It’s the most important contributor to a company’s success, yet it is not completely understood, and is almost impossible to measure.
Quite frankly, Facility Managers aren’t very good at dealing with things we can’t measure, so productivity usually takes a back seat to other measurables, such as ‘Cost per Sq.Ft.’, ‘Sq. Ft. per person’, ‘Move Cost per person’ and many others we can influence to generate cost savings for our employer.
While these costs may seem substantial, accommodations costs typically only represent 5-10% of the total cost of retaining the average employee when salary, benefits, overheads, and other non-accommodations costs are factored in.
This means a small increase in employee productivity has more impact on the bottom line than a larger decrease in accommodations costs, and as long as your company can benefit from increased productivity, it deserves attention as a high impact way to improve the bottom line. Unfortunately, it can’t be readily measured. This means it can’t be quantified when preparing business cases, particularly when trying to justify costs such as renovations, re-arrangements or new system furniture. The fallback is to justify these costs based on reduced relocation costs and new layouts that save space – a very round-about way to achieve results.
In discussing this difficult issue recently with a colleague, he outlined an interesting example that points to the link between the office layout, furniture, finishes and productivity. No he doesn’t have a magic formula to measuring productivity – this example uses ‘employee satisfaction’ as a proxy.
He uses surveys to gauge the satisfaction of its employees with their office accommodations. The example involves two office towers in Montreal. One building was corporately owned and managed while the other was a leased building managed by the landlord. Satisfaction surveys had consistently shown the leased building at a higher satisfaction level than the owned building, which seemed to correlate with the widely held notion that the services in leased buildings are better than those in corporately owned and managed facilities.
Eventually, reorganizations provided an opportunity to reduce leased space, and two thirds of the staff in the leased building were relocated to the owned building. The move was an opportunity to use new layouts, designs and systems furniture in the new space.
When the next satisfaction survey was conducted and the results reviewed, there was a surprising change. The satisfaction results for the leased building actually decreased, while the level of satisfaction in the owned building increased and even exceeded the leased building’s results.
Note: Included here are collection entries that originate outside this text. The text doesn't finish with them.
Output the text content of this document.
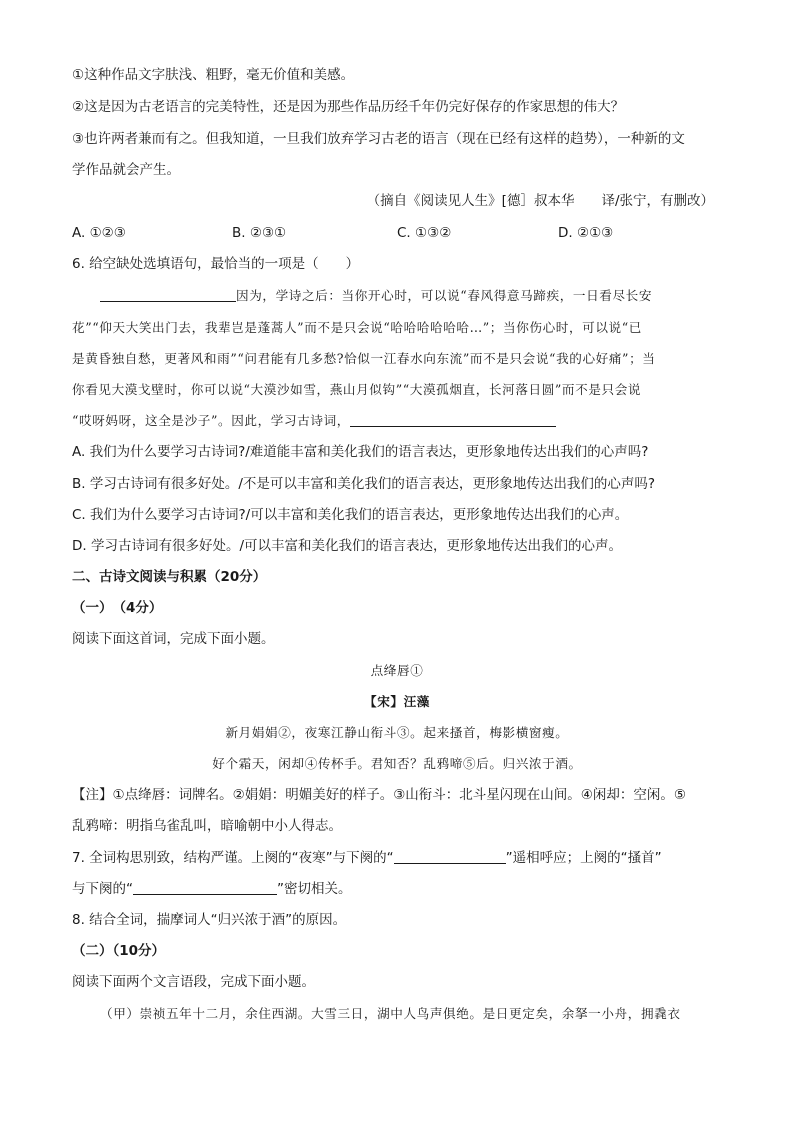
①这种作品文字肤浅、粗野，毫无价值和美感。
②这是因为古老语言的完美特性，还是因为那些作品历经千年仍完好保存的作家思想的伟大？
③也许两者兼而有之。但我知道，一旦我们放弃学习古老的语言（现在已经有这样的趋势），一种新的文
学作品就会产生。
（摘自《阅读见人生》[德］叔本华　　译/张宁，有删改）
A. ①②③	B. ②③①	C. ①③②	D. ②①③
6. 给空缺处选填语句，最恰当的一项是（　　）
因为，学诗之后：当你开心时，可以说“春风得意马蹄疾，一日看尽长安
花”“仰天大笑出门去，我辈岂是蓬蒿人”而不是只会说“哈哈哈哈哈哈…”；当你伤心时，可以说“已
是黄昏独自愁，更著风和雨”“问君能有几多愁?恰似一江春水向东流”而不是只会说“我的心好痛”；当
你看见大漠戈壁时，你可以说“大漠沙如雪，燕山月似钩”“大漠孤烟直，长河落日圆”而不是只会说
“哎呀妈呀，这全是沙子”。因此，学习古诗词，
A. 我们为什么要学习古诗词?/难道能丰富和美化我们的语言表达，更形象地传达出我们的心声吗?
B. 学习古诗词有很多好处。/不是可以丰富和美化我们的语言表达，更形象地传达出我们的心声吗?
C. 我们为什么要学习古诗词?/可以丰富和美化我们的语言表达，更形象地传达出我们的心声。
D. 学习古诗词有很多好处。/可以丰富和美化我们的语言表达，更形象地传达出我们的心声。
二、古诗文阅读与积累（20分）
（一）　（4分）
阅读下面这首词，完成下面小题。
点绛唇①
【宋】汪藻
新月娟娟②，夜寒江静山衔斗③。起来搔首，梅影横窗瘦。
好个霜天，闲却④传杯手。君知否？乱鸦啼⑤后。归兴浓于酒。
【注】①点绛唇：词牌名。②娟娟：明媚美好的样子。③山衔斗：北斗星闪现在山间。④闲却：空闲。⑤
乱鸦啼：明指乌雀乱叫，暗喻朝中小人得志。
7. 全词构思别致，结构严谨。上阕的“夜寒”与下阕的“	”遥相呼应；上阕的“搔首”
与下阕的“	”密切相关。
8. 结合全词，揣摩词人“归兴浓于酒”的原因。
（二）（10分）
阅读下面两个文言语段，完成下面小题。
（甲）崇祯五年十二月，余住西湖。大雪三日，湖中人鸟声俱绝。是日更定矣，余拏一小舟，拥毳衣
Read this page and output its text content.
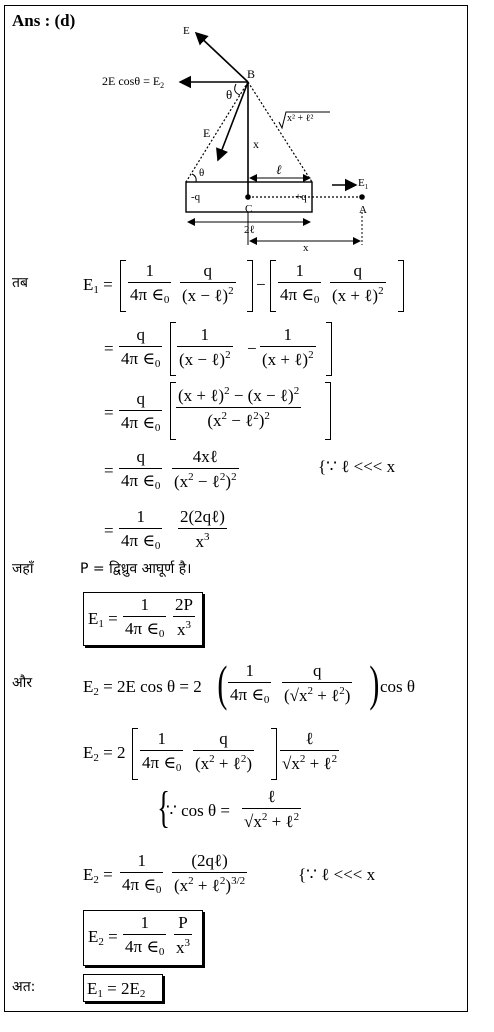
Ans : (d)
E
2E $\cos\theta = E_2$
B
θ
E
x² + ℓ²
x
ℓ
$E_1$
-q	+q
C	A
2ℓ
x
θ
तब	$E_1$ =
1
4π $\in_0$
q
(x − ℓ)$^2$ −
1
4π $\in_0$
q
(x + ℓ)$^2$
=
q
4π $\in_0$
1
(x − ℓ)$^2$ −
1
(x + ℓ)$^2$
=
q
4π $\in_0$
(x + ℓ)$^2$ − (x − ℓ)$^2$
($x^2$ − ℓ$^2$)$^2$
=
q
4π $\in_0$
4xℓ
($x^2$ − ℓ$^2$)$^2$
{∵ ℓ <<< x
=
1
4π $\in_0$
2(2qℓ)
$x^3$
जहाँ	P = द्विध्रुव आघूर्ण है।
$E_1$ =
1
4π $\in_0$
2P
$x^3$
और	$E_2 = 2E$ cos θ = 2 (	1
4π $\in_0$
q
($√x^2$ + ℓ$^2$) ) cos θ
$E_2 = 2$
1
4π $\in_0$
q
($x^2$ + ℓ$^2$)
ℓ
$√x^2$ + ℓ$^2$
{
∵ cos θ =
ℓ
$√x^2$ + ℓ$^2$
$E_2$ =
1
4π $\in_0$
(2qℓ)
($x^2$ + ℓ$^2$)$^{3/2}$	{∵ ℓ <<< x
$E_2$ =
1
4π $\in_0$
P
$x^3$
अत:	$E_1 = 2E_2$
My colleague tells me that this sudden change took them by surprise, and when they started to assess the results and analyze the possible reasons for the change, they could only come to one conclusion.
The change in furniture with newly designed space complete with fresh colours and finishes increased the satisfaction of the employees who relocated from the leased building to the owned building. Even more interestingly, those left behind in the leased building with older furniture, layouts and finishes were less satisfied than they had ever been, likely because their fellow workers in the owned building now had the newest and best office space while theirs had not changed.
Admittedly, there is considerable debate as to whether employee satisfaction has a great deal of impact on productivity, however this example shows the change that can result from implementing new layouts, furniture and finishes.
It should be obvious, even if not measurable, that an opportunity to re-assess the office layout from a work-flow perspective, provide more efficient ergonomic furniture and spice up the finishes can only improve productivity.
Relocations provide a built-in reason to re-assess how the office functions, determine what the current needs are, and deal with anything that makes it difficult for the employees to be as productive as possible. Even if you don’t have a planned relocation as an excuse, it may productive to review the many small changes that have happened in the office space since the last major move and implement some systematic plans to improve it, since a layout that was well planned on the move-in date may have changed quietly and invisibly over time, gradually eroding productivity.